The U.S. economy faces "unusual uncertainty," the Federal Reserve chairman admitted to the Senate Banking Committee Wednesday, which meant he had no better idea of what we face than you or I.
On one hand, his prepared testimony talked about the Fed's so-called exit strategy to unwind the extraordinary purchases of mortgage-backed and Treasury securities. Bernanke also allowed the central bank would take further measures to expand liquidity should what it has done doesn't seem sufficient.
In other words, it seemed as if the Fed chairman could go either way. Not a comforting thought for those who place their faith in omniscient central bankers.
Those cock-eyed optimists who believe in the strength of the economic recovery were disappointed that Bernanke didn't reaffirm their faith. Some of them are in high positions, including on the Federal Open Market Committee.
On the other hand, Bernanke failed to give credence that the Fed would take extraordinary steps to ease monetary policy further. The notion du jour was that the central bank would lower the 0.25% interest rate it pays on excess reserves. That supposedly would induce them to lend out some of the $1 trillion of excess reserves they sit on, a dubious proposition at best.

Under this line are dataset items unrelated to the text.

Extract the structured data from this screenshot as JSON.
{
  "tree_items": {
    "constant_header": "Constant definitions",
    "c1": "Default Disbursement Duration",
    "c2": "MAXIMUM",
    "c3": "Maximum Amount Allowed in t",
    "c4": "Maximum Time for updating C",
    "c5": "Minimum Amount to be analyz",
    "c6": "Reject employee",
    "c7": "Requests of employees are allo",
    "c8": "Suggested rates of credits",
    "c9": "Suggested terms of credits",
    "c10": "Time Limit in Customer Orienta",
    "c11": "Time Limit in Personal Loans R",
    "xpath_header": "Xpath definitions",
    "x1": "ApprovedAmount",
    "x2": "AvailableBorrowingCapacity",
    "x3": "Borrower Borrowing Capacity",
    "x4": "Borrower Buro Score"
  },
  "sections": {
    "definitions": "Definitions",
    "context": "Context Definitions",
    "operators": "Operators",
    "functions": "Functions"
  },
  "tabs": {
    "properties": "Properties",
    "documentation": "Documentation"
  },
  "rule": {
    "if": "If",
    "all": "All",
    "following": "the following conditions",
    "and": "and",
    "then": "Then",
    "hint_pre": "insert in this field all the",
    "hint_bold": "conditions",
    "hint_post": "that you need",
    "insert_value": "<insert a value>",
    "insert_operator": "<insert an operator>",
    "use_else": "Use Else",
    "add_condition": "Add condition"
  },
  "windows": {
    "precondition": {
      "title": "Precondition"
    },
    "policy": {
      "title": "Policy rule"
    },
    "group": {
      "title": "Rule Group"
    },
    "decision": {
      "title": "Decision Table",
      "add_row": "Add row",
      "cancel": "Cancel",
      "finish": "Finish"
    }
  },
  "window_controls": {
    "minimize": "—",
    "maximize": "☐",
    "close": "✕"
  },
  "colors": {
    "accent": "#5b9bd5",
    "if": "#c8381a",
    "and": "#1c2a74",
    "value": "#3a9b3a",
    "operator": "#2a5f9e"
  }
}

All of which provoked Sen. Jim Bunning, the retiring Kentucky Republican, to ask if the Fed had run out of bullets. To which Bernanke replied to the former major league pitcher to the negative.
What the market realized is that the Fed is out of magic silver bullets. Notwithstanding its denials, all it can do at this point is hold its federal- funds rates target at 0-0.25% (probably closer to the low end of that range.)
As a result, markets did the adjustment instead. As noted here previously, ("The Shape of Things to Come", July 21), the yield curve has anticipated future interest-rate increases. Bernanke's testimony lowered those expectations.
Particularly, the Treasury two-year note fell to a record low of just 0.55% in Asia Thursday, a return that is consistent with continued near-nil money-market rates well into 2011 and perhaps 2012. The benchmark 10-year note returned to its recent low of 2.85% while the 30-year bond yield dropped back to 3.88%.
Beyond the Treasury market, the question for investors is how do those paltry returns square with expectations of positive if not robust earnings growth? Once again, many companies' top lines are coming in on the light side, even if bottom-line numbers meet or exceed analysts' (lowered) expectations.
During the 1970s, it was recognized that price-earnings multiples should be lower given inflation's magnification of earnings and the competition from high interest rates. But do low inflation and interest rates necessarily translate into high P/Es?
If the deflationary forces that push interest rates to once-unimaginably low levels also depress revenue and eventually earnings growth, equity investors should pay a lower multiple of future earnings that are unlikely to rise significantly.
While Washington's attention was distracted by President Obama's signing of the financial-regulation reform bill, the market focused on government's impotence in turning the economy around. All of which left investors in U.S. stocks about 1.3% or $200 billion poorer for that lesson learned.